L’histoire d’Électricité de France (EDF) est étroitement liée à la volonté politique de la France d’après-guerre de reconstruire et moderniser son infrastructure énergétique. Née de la volonté de reconstruire un pays ravagé par la guerre, EDF a joué un rôle central dans la modernisation, l'industrialisation et la prospérité économique de la France. Sous l’impulsion du Conseil national de la résistance, la France vote le 8 avril 1946 la loi sur la nationalisation de l’électricité et du gaz. Cette loi constitue le point de départ du marché français de l’énergie que nous connaissons encore aujourd’hui et entérine une stratégie d’affirmation de souveraineté et d’indépendance visant à assurer des moyens énergétiques continus, durables et bon marché. 

Une étape fondamentale dans le marché français de l’énergie a été le développement de l’énergie nucléaire. Cette politique fut initiée par le Général de Gaulle en octobre 1945, lorsqu’il créa le Commissariat à l’énergie atomique (CEA), déjà convaincu que l’énergie d’avenir allait être le nucléaire civil. Évidemment, la question climatique rend rétrospectivement raison à cet instinct visionnaire du Général de Gaulle, puisque l’énergie nucléaire est peu émettrice en carbone. Mais l’objectif était évidemment en premier lieu d’assurer l’indépendance énergétique du pays, dans un contexte d’interdépendance croissante des économies nationales, et de trouver une alternative à la faible production d’hydrocarbures sur le sol national.

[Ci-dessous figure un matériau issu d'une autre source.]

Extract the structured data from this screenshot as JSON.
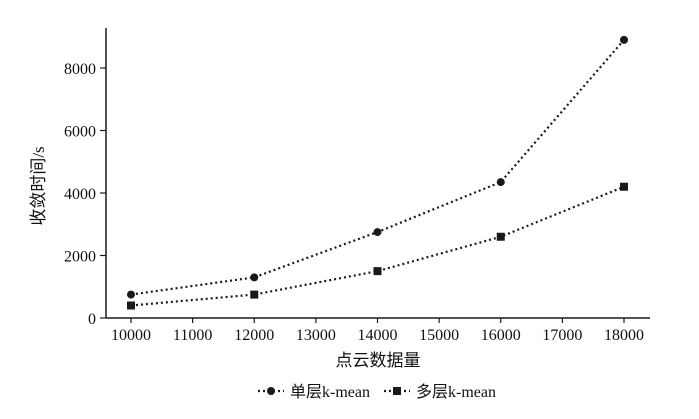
{
  "chart_data": {
    "type": "line",
    "title": "",
    "xlabel": "点云数据量",
    "ylabel": "收敛时间/s",
    "xlim": [
      9600,
      18300
    ],
    "ylim": [
      0,
      9300
    ],
    "xticks": [
      10000,
      11000,
      12000,
      13000,
      14000,
      15000,
      16000,
      17000,
      18000
    ],
    "yticks": [
      0,
      2000,
      4000,
      6000,
      8000
    ],
    "x": [
      10000,
      12000,
      14000,
      16000,
      18000
    ],
    "series": [
      {
        "name": "单层k-mean",
        "marker": "circle",
        "values": [
          750,
          1300,
          2750,
          4350,
          8900
        ]
      },
      {
        "name": "多层k-mean",
        "marker": "square",
        "values": [
          400,
          750,
          1500,
          2600,
          4200
        ]
      }
    ],
    "grid": false,
    "legend_position": "bottom-center",
    "colors": {
      "line": "#1a1a1a"
    }
  }
}
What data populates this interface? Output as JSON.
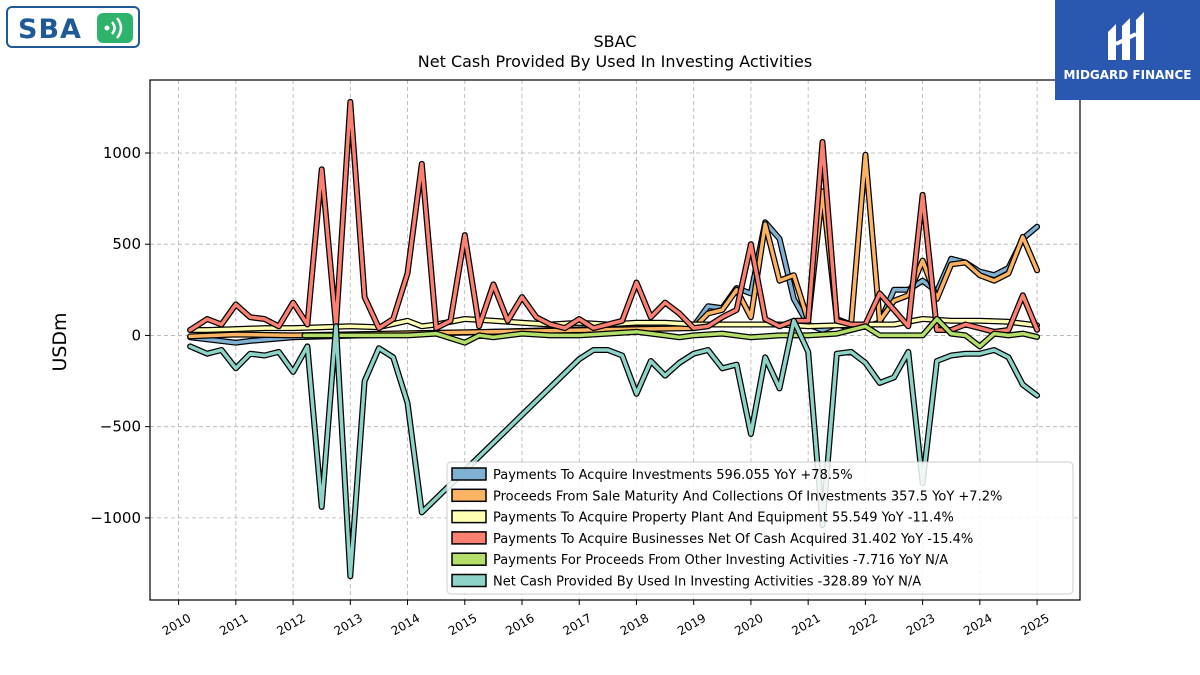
{
  "logos": {
    "sba": {
      "text": "SBA"
    },
    "midgard": {
      "text": "MIDGARD FINANCE"
    }
  },
  "chart_data": {
    "type": "line",
    "title": "SBAC",
    "subtitle": "Net Cash Provided By Used In Investing Activities",
    "xlabel": "",
    "ylabel": "USDm",
    "xlim": [
      2009.5,
      2025.75
    ],
    "ylim": [
      -1450,
      1400
    ],
    "yticks": [
      1000,
      500,
      0,
      -500,
      -1000
    ],
    "ytick_labels": [
      "1000",
      "500",
      "0",
      "−500",
      "−1000"
    ],
    "xticks": [
      2010,
      2011,
      2012,
      2013,
      2014,
      2015,
      2016,
      2017,
      2018,
      2019,
      2020,
      2021,
      2022,
      2023,
      2024,
      2025
    ],
    "xtick_labels": [
      "2010",
      "2011",
      "2012",
      "2013",
      "2014",
      "2015",
      "2016",
      "2017",
      "2018",
      "2019",
      "2020",
      "2021",
      "2022",
      "2023",
      "2024",
      "2025"
    ],
    "grid": true,
    "legend_position": "lower-right",
    "series": [
      {
        "name": "Payments To Acquire Investments",
        "legend_label": "Payments To Acquire Investments  596.055 YoY +78.5%",
        "color": "#80b1d3",
        "points": [
          [
            2010.2,
            -10
          ],
          [
            2011.0,
            -40
          ],
          [
            2011.25,
            -30
          ],
          [
            2012.0,
            -10
          ],
          [
            2019.0,
            50
          ],
          [
            2019.25,
            160
          ],
          [
            2019.5,
            150
          ],
          [
            2019.75,
            260
          ],
          [
            2020.0,
            230
          ],
          [
            2020.25,
            620
          ],
          [
            2020.5,
            530
          ],
          [
            2020.75,
            200
          ],
          [
            2021.0,
            60
          ],
          [
            2021.25,
            30
          ],
          [
            2021.5,
            60
          ],
          [
            2021.75,
            40
          ],
          [
            2022.0,
            50
          ],
          [
            2022.25,
            70
          ],
          [
            2022.5,
            250
          ],
          [
            2022.75,
            250
          ],
          [
            2023.0,
            300
          ],
          [
            2023.25,
            240
          ],
          [
            2023.5,
            420
          ],
          [
            2023.75,
            400
          ],
          [
            2024.0,
            350
          ],
          [
            2024.25,
            330
          ],
          [
            2024.5,
            370
          ],
          [
            2024.75,
            530
          ],
          [
            2025.0,
            596
          ]
        ]
      },
      {
        "name": "Proceeds From Sale Maturity And Collections Of Investments",
        "legend_label": "Proceeds From Sale Maturity And Collections Of Investments  357.5 YoY +7.2%",
        "color": "#fdb462",
        "points": [
          [
            2010.2,
            -5
          ],
          [
            2011.0,
            5
          ],
          [
            2012.0,
            0
          ],
          [
            2019.0,
            40
          ],
          [
            2019.25,
            120
          ],
          [
            2019.5,
            140
          ],
          [
            2019.75,
            250
          ],
          [
            2020.0,
            100
          ],
          [
            2020.25,
            610
          ],
          [
            2020.5,
            300
          ],
          [
            2020.75,
            330
          ],
          [
            2021.0,
            80
          ],
          [
            2021.25,
            790
          ],
          [
            2021.5,
            90
          ],
          [
            2021.75,
            60
          ],
          [
            2022.0,
            990
          ],
          [
            2022.25,
            80
          ],
          [
            2022.5,
            190
          ],
          [
            2022.75,
            220
          ],
          [
            2023.0,
            410
          ],
          [
            2023.25,
            200
          ],
          [
            2023.5,
            390
          ],
          [
            2023.75,
            400
          ],
          [
            2024.0,
            330
          ],
          [
            2024.25,
            300
          ],
          [
            2024.5,
            340
          ],
          [
            2024.75,
            540
          ],
          [
            2025.0,
            357
          ]
        ]
      },
      {
        "name": "Payments To Acquire Property Plant And Equipment",
        "legend_label": "Payments To Acquire Property Plant And Equipment  55.549 YoY -11.4%",
        "color": "#ffffb3",
        "points": [
          [
            2010.2,
            30
          ],
          [
            2010.5,
            30
          ],
          [
            2011.0,
            35
          ],
          [
            2011.5,
            40
          ],
          [
            2012.0,
            40
          ],
          [
            2012.5,
            45
          ],
          [
            2013.0,
            50
          ],
          [
            2013.5,
            45
          ],
          [
            2014.0,
            80
          ],
          [
            2014.25,
            50
          ],
          [
            2014.5,
            60
          ],
          [
            2015.0,
            90
          ],
          [
            2015.5,
            80
          ],
          [
            2016.0,
            70
          ],
          [
            2016.5,
            60
          ],
          [
            2017.0,
            70
          ],
          [
            2017.5,
            60
          ],
          [
            2018.0,
            70
          ],
          [
            2018.5,
            70
          ],
          [
            2019.0,
            60
          ],
          [
            2019.5,
            60
          ],
          [
            2020.0,
            60
          ],
          [
            2020.5,
            60
          ],
          [
            2021.0,
            50
          ],
          [
            2021.5,
            55
          ],
          [
            2022.0,
            60
          ],
          [
            2022.5,
            60
          ],
          [
            2023.0,
            90
          ],
          [
            2023.5,
            80
          ],
          [
            2024.0,
            80
          ],
          [
            2024.5,
            75
          ],
          [
            2025.0,
            55
          ]
        ]
      },
      {
        "name": "Payments To Acquire Businesses Net Of Cash Acquired",
        "legend_label": "Payments To Acquire Businesses Net Of Cash Acquired  31.402 YoY -15.4%",
        "color": "#fb8072",
        "points": [
          [
            2010.2,
            30
          ],
          [
            2010.5,
            90
          ],
          [
            2010.75,
            60
          ],
          [
            2011.0,
            170
          ],
          [
            2011.25,
            100
          ],
          [
            2011.5,
            90
          ],
          [
            2011.75,
            50
          ],
          [
            2012.0,
            180
          ],
          [
            2012.25,
            60
          ],
          [
            2012.5,
            910
          ],
          [
            2012.75,
            50
          ],
          [
            2013.0,
            1280
          ],
          [
            2013.25,
            210
          ],
          [
            2013.5,
            40
          ],
          [
            2013.75,
            90
          ],
          [
            2014.0,
            340
          ],
          [
            2014.25,
            940
          ],
          [
            2014.5,
            40
          ],
          [
            2014.75,
            80
          ],
          [
            2015.0,
            550
          ],
          [
            2015.25,
            50
          ],
          [
            2015.5,
            280
          ],
          [
            2015.75,
            80
          ],
          [
            2016.0,
            210
          ],
          [
            2016.25,
            100
          ],
          [
            2016.5,
            60
          ],
          [
            2016.75,
            40
          ],
          [
            2017.0,
            90
          ],
          [
            2017.25,
            40
          ],
          [
            2017.5,
            60
          ],
          [
            2017.75,
            80
          ],
          [
            2018.0,
            290
          ],
          [
            2018.25,
            100
          ],
          [
            2018.5,
            180
          ],
          [
            2018.75,
            120
          ],
          [
            2019.0,
            40
          ],
          [
            2019.25,
            50
          ],
          [
            2019.5,
            100
          ],
          [
            2019.75,
            140
          ],
          [
            2020.0,
            500
          ],
          [
            2020.25,
            90
          ],
          [
            2020.5,
            50
          ],
          [
            2020.75,
            80
          ],
          [
            2021.0,
            80
          ],
          [
            2021.25,
            1060
          ],
          [
            2021.5,
            80
          ],
          [
            2021.75,
            60
          ],
          [
            2022.0,
            60
          ],
          [
            2022.25,
            230
          ],
          [
            2022.5,
            140
          ],
          [
            2022.75,
            50
          ],
          [
            2023.0,
            770
          ],
          [
            2023.25,
            30
          ],
          [
            2023.5,
            30
          ],
          [
            2023.75,
            60
          ],
          [
            2024.0,
            40
          ],
          [
            2024.25,
            20
          ],
          [
            2024.5,
            30
          ],
          [
            2024.75,
            220
          ],
          [
            2025.0,
            31
          ]
        ]
      },
      {
        "name": "Payments For Proceeds From Other Investing Activities",
        "legend_label": "Payments For Proceeds From Other Investing Activities  -7.716 YoY N/A",
        "color": "#b3de69",
        "points": [
          [
            2012.2,
            0
          ],
          [
            2013.0,
            0
          ],
          [
            2014.0,
            0
          ],
          [
            2014.5,
            10
          ],
          [
            2015.0,
            -40
          ],
          [
            2015.25,
            0
          ],
          [
            2015.5,
            -10
          ],
          [
            2016.0,
            10
          ],
          [
            2016.5,
            0
          ],
          [
            2017.0,
            0
          ],
          [
            2017.5,
            10
          ],
          [
            2018.0,
            20
          ],
          [
            2018.5,
            0
          ],
          [
            2018.75,
            -10
          ],
          [
            2019.0,
            0
          ],
          [
            2019.5,
            10
          ],
          [
            2020.0,
            -10
          ],
          [
            2020.5,
            0
          ],
          [
            2021.0,
            0
          ],
          [
            2021.5,
            10
          ],
          [
            2022.0,
            50
          ],
          [
            2022.25,
            0
          ],
          [
            2022.75,
            0
          ],
          [
            2023.0,
            0
          ],
          [
            2023.25,
            90
          ],
          [
            2023.5,
            10
          ],
          [
            2023.75,
            0
          ],
          [
            2024.0,
            -60
          ],
          [
            2024.25,
            10
          ],
          [
            2024.5,
            0
          ],
          [
            2024.75,
            10
          ],
          [
            2025.0,
            -8
          ]
        ]
      },
      {
        "name": "Net Cash Provided By Used In Investing Activities",
        "legend_label": "Net Cash Provided By Used In Investing Activities  -328.89 YoY N/A",
        "color": "#8dd3c7",
        "points": [
          [
            2010.2,
            -60
          ],
          [
            2010.5,
            -100
          ],
          [
            2010.75,
            -80
          ],
          [
            2011.0,
            -180
          ],
          [
            2011.25,
            -100
          ],
          [
            2011.5,
            -110
          ],
          [
            2011.75,
            -90
          ],
          [
            2012.0,
            -200
          ],
          [
            2012.25,
            -60
          ],
          [
            2012.5,
            -940
          ],
          [
            2012.75,
            50
          ],
          [
            2013.0,
            -1320
          ],
          [
            2013.25,
            -250
          ],
          [
            2013.5,
            -70
          ],
          [
            2013.75,
            -120
          ],
          [
            2014.0,
            -370
          ],
          [
            2014.25,
            -970
          ],
          [
            2017.0,
            -130
          ],
          [
            2017.25,
            -80
          ],
          [
            2017.5,
            -80
          ],
          [
            2017.75,
            -110
          ],
          [
            2018.0,
            -320
          ],
          [
            2018.25,
            -140
          ],
          [
            2018.5,
            -220
          ],
          [
            2018.75,
            -150
          ],
          [
            2019.0,
            -100
          ],
          [
            2019.25,
            -80
          ],
          [
            2019.5,
            -180
          ],
          [
            2019.75,
            -160
          ],
          [
            2020.0,
            -540
          ],
          [
            2020.25,
            -120
          ],
          [
            2020.5,
            -290
          ],
          [
            2020.75,
            80
          ],
          [
            2021.0,
            -90
          ],
          [
            2021.25,
            -1040
          ],
          [
            2021.5,
            -100
          ],
          [
            2021.75,
            -90
          ],
          [
            2022.0,
            -150
          ],
          [
            2022.25,
            -260
          ],
          [
            2022.5,
            -230
          ],
          [
            2022.75,
            -90
          ],
          [
            2023.0,
            -810
          ],
          [
            2023.25,
            -140
          ],
          [
            2023.5,
            -110
          ],
          [
            2023.75,
            -100
          ],
          [
            2024.0,
            -100
          ],
          [
            2024.25,
            -80
          ],
          [
            2024.5,
            -120
          ],
          [
            2024.75,
            -270
          ],
          [
            2025.0,
            -329
          ]
        ]
      }
    ]
  }
}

EDF a lancé la construction du premier réacteur en 1957 à la centrale nucléaire de Chinon. Mais c’est surtout à la suite de la guerre du Kippour, élément déclencheur de la première crise pétrolière de 1973, et afin de sécuriser son approvisionnement électrique, que la France décida de développer largement son propre parc nucléaire. Dans les années 1970 et 1980, la France a produit 54 réacteurs d’une puissance totale cumulée de 55 GW, pour un coût total équivalent à 65 milliards d’euros d’aujourd’hui. Depuis, entre 70 et 75% de l’électricité française est produite par des centrales nucléaires, faisant de la France l’un des pays du monde les plus dépendants de cette source d’énergie.

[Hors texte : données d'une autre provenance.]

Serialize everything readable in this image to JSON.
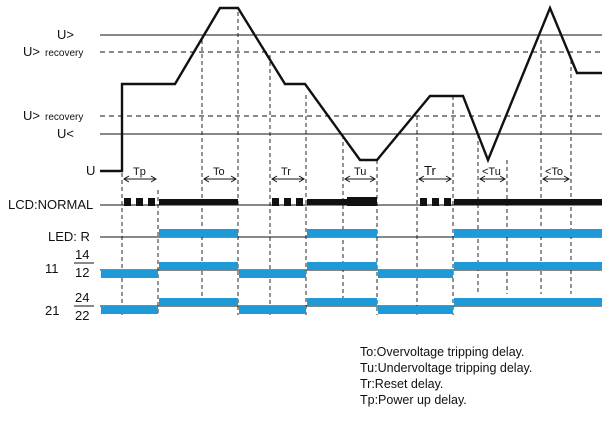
{
  "levels": {
    "u_over": "U>",
    "u_over_recovery_upper": "U>",
    "u_over_recovery_upper_suffix": "recovery",
    "u_over_recovery_lower": "U>",
    "u_over_recovery_lower_suffix": "recovery",
    "u_under": "U<",
    "u": "U"
  },
  "rows": {
    "lcd": "LCD:NORMAL",
    "led": "LED: R",
    "relay1_common": "11",
    "relay1_no": "14",
    "relay1_nc": "12",
    "relay2_common": "21",
    "relay2_no": "24",
    "relay2_nc": "22"
  },
  "intervals": {
    "tp": "Tp",
    "to1": "To",
    "tr1": "Tr",
    "tu1": "Tu",
    "tr2": "Tr",
    "tu2": "<Tu",
    "to2": "<To"
  },
  "legend": [
    "To:Overvoltage tripping delay.",
    "Tu:Undervoltage tripping delay.",
    "Tr:Reset delay.",
    "Tp:Power up delay."
  ],
  "colors": {
    "relay_bar": "#1f9ad6",
    "line": "#111111"
  }
}
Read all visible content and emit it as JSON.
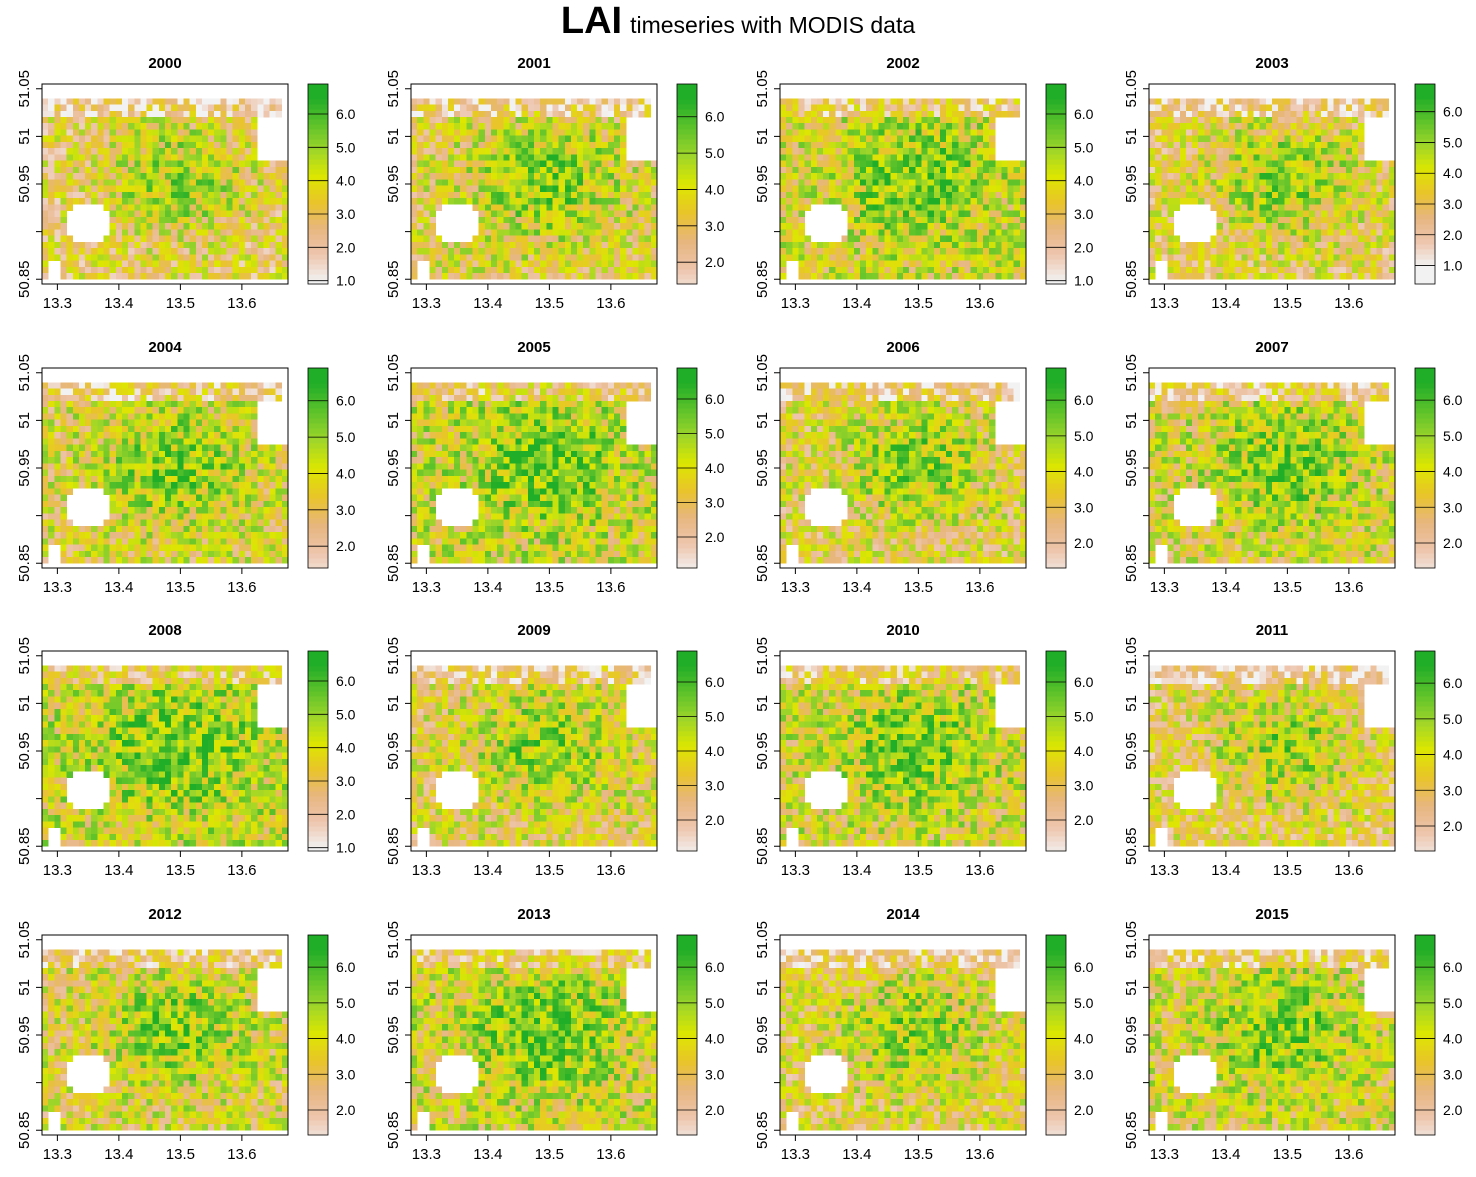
{
  "figure": {
    "title_main": "LAI",
    "title_rest": "timeseries with MODIS data"
  },
  "chart_data": {
    "type": "heatmap",
    "variable": "LAI",
    "colormap": [
      "#f2f2f2",
      "#eec6ae",
      "#e7b67f",
      "#e9c42a",
      "#dde700",
      "#9ed52a",
      "#5cc22a",
      "#20ad28"
    ],
    "color_range": [
      1.0,
      6.5
    ],
    "nodata_color": "#ffffff",
    "x_ticks": [
      "13.3",
      "13.4",
      "13.5",
      "13.6"
    ],
    "x_tick_values": [
      13.3,
      13.4,
      13.5,
      13.6
    ],
    "y_ticks": [
      "50.85",
      "",
      "50.95",
      "51",
      "51.05"
    ],
    "y_tick_values": [
      50.85,
      50.9,
      50.95,
      51.0,
      51.05
    ],
    "xlim": [
      13.275,
      13.675
    ],
    "ylim": [
      50.845,
      51.055
    ],
    "extent": {
      "x": [
        13.275,
        13.675
      ],
      "y": [
        50.85,
        51.04
      ]
    },
    "panels": [
      {
        "year": "2000",
        "legend_ticks": [
          "1.0",
          "2.0",
          "3.0",
          "4.0",
          "5.0",
          "6.0"
        ],
        "legend_min": 0.9,
        "legend_max": 6.9
      },
      {
        "year": "2001",
        "legend_ticks": [
          "2.0",
          "3.0",
          "4.0",
          "5.0",
          "6.0"
        ],
        "legend_min": 1.4,
        "legend_max": 6.9
      },
      {
        "year": "2002",
        "legend_ticks": [
          "1.0",
          "2.0",
          "3.0",
          "4.0",
          "5.0",
          "6.0"
        ],
        "legend_min": 0.9,
        "legend_max": 6.9
      },
      {
        "year": "2003",
        "legend_ticks": [
          "1.0",
          "2.0",
          "3.0",
          "4.0",
          "5.0",
          "6.0"
        ],
        "legend_min": 0.4,
        "legend_max": 6.9
      },
      {
        "year": "2004",
        "legend_ticks": [
          "2.0",
          "3.0",
          "4.0",
          "5.0",
          "6.0"
        ],
        "legend_min": 1.4,
        "legend_max": 6.9
      },
      {
        "year": "2005",
        "legend_ticks": [
          "2.0",
          "3.0",
          "4.0",
          "5.0",
          "6.0"
        ],
        "legend_min": 1.1,
        "legend_max": 6.9
      },
      {
        "year": "2006",
        "legend_ticks": [
          "2.0",
          "3.0",
          "4.0",
          "5.0",
          "6.0"
        ],
        "legend_min": 1.3,
        "legend_max": 6.9
      },
      {
        "year": "2007",
        "legend_ticks": [
          "2.0",
          "3.0",
          "4.0",
          "5.0",
          "6.0"
        ],
        "legend_min": 1.3,
        "legend_max": 6.9
      },
      {
        "year": "2008",
        "legend_ticks": [
          "1.0",
          "2.0",
          "3.0",
          "4.0",
          "5.0",
          "6.0"
        ],
        "legend_min": 0.9,
        "legend_max": 6.9
      },
      {
        "year": "2009",
        "legend_ticks": [
          "2.0",
          "3.0",
          "4.0",
          "5.0",
          "6.0"
        ],
        "legend_min": 1.1,
        "legend_max": 6.9
      },
      {
        "year": "2010",
        "legend_ticks": [
          "2.0",
          "3.0",
          "4.0",
          "5.0",
          "6.0"
        ],
        "legend_min": 1.1,
        "legend_max": 6.9
      },
      {
        "year": "2011",
        "legend_ticks": [
          "2.0",
          "3.0",
          "4.0",
          "5.0",
          "6.0"
        ],
        "legend_min": 1.3,
        "legend_max": 6.9
      },
      {
        "year": "2012",
        "legend_ticks": [
          "2.0",
          "3.0",
          "4.0",
          "5.0",
          "6.0"
        ],
        "legend_min": 1.3,
        "legend_max": 6.9
      },
      {
        "year": "2013",
        "legend_ticks": [
          "2.0",
          "3.0",
          "4.0",
          "5.0",
          "6.0"
        ],
        "legend_min": 1.3,
        "legend_max": 6.9
      },
      {
        "year": "2014",
        "legend_ticks": [
          "2.0",
          "3.0",
          "4.0",
          "5.0",
          "6.0"
        ],
        "legend_min": 1.3,
        "legend_max": 6.9
      },
      {
        "year": "2015",
        "legend_ticks": [
          "2.0",
          "3.0",
          "4.0",
          "5.0",
          "6.0"
        ],
        "legend_min": 1.3,
        "legend_max": 6.9
      }
    ]
  }
}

Mais, aujourd'hui, cette grande entreprise publique qu’est EDF – je dirais même ce fleuron national – fait face à une série de défis sans précédent, exacerbés par des décisions politiques et économiques de court terme qui semblent favoriser des intérêts privés plutôt que le bien public.

Les traités européens et l'illusion du libre-échange

Au cœur de cette débâcle, les traités européens ont joué un rôle non négligeable. Depuis l'Acte Unique Européen en 1986, l'UE a poussé à l'ouverture des marchés nationaux à la concurrence. Cette concurrence, présentée comme un vecteur de croissance et d'innovation, a souvent eu l'effet inverse. En effet, la mise en concurrence d'EDF avec des acteurs privés a eu pour conséquence directe une fragilisation de notre champion national. Et tout cela pour quoi ? Pour permettre à des entreprises privées de s'implanter sur le marché français et d'en tirer les bénéfices sans pour autant produire de l'énergie.

EDF est ainsi considérée comme l'acteur historique, tandis que des entreprises comme Direct Énergie, Poweo ou encore Engie (anciennement GDF Suez[1]), sont considérées comme les fournisseurs alternatifs. Mais dans les faits, si EDF conserve une position dominante, puisqu’elle produit entre 70 et 75 % de l’électricité française grâce à son immense parc nucléaire, elle est la seule entreprise productrice d'électricité, et elle est contrainte de revendre à bas prix entre un quart et un tiers de sa production électrique à ses concurrents. 
 
La loi NOME : le début de la fin ?

La loi du 7 décembre 2010 sur la Nouvelle Organisation du Marché de l’Électricité, dite loi « NOME », est à ce titre un exemple marquant du manque de courage et du sens de l’État de nos dirigeants politiques face à ces deux acteurs que sont l’Allemagne et l’Union européenne. Cette loi a profondément remanié le paysage énergétique français en ouvrant le marché de l’électricité à la concurrence. L'objectif affiché était de créer un marché intérieur de l'électricité compétitif au niveau européen et d’appliquer partout les sacro-saints principes du droit européen de la concurrence. En fait, il s’agissait surtout d’étrangler ce qui constituait alors une des entreprises les plus profitables de l’époque. Cet avantage comparatif d’EDF par rapport à ses concurrents était inacceptable pour les milieux économiques et politiques européens, notamment allemands. 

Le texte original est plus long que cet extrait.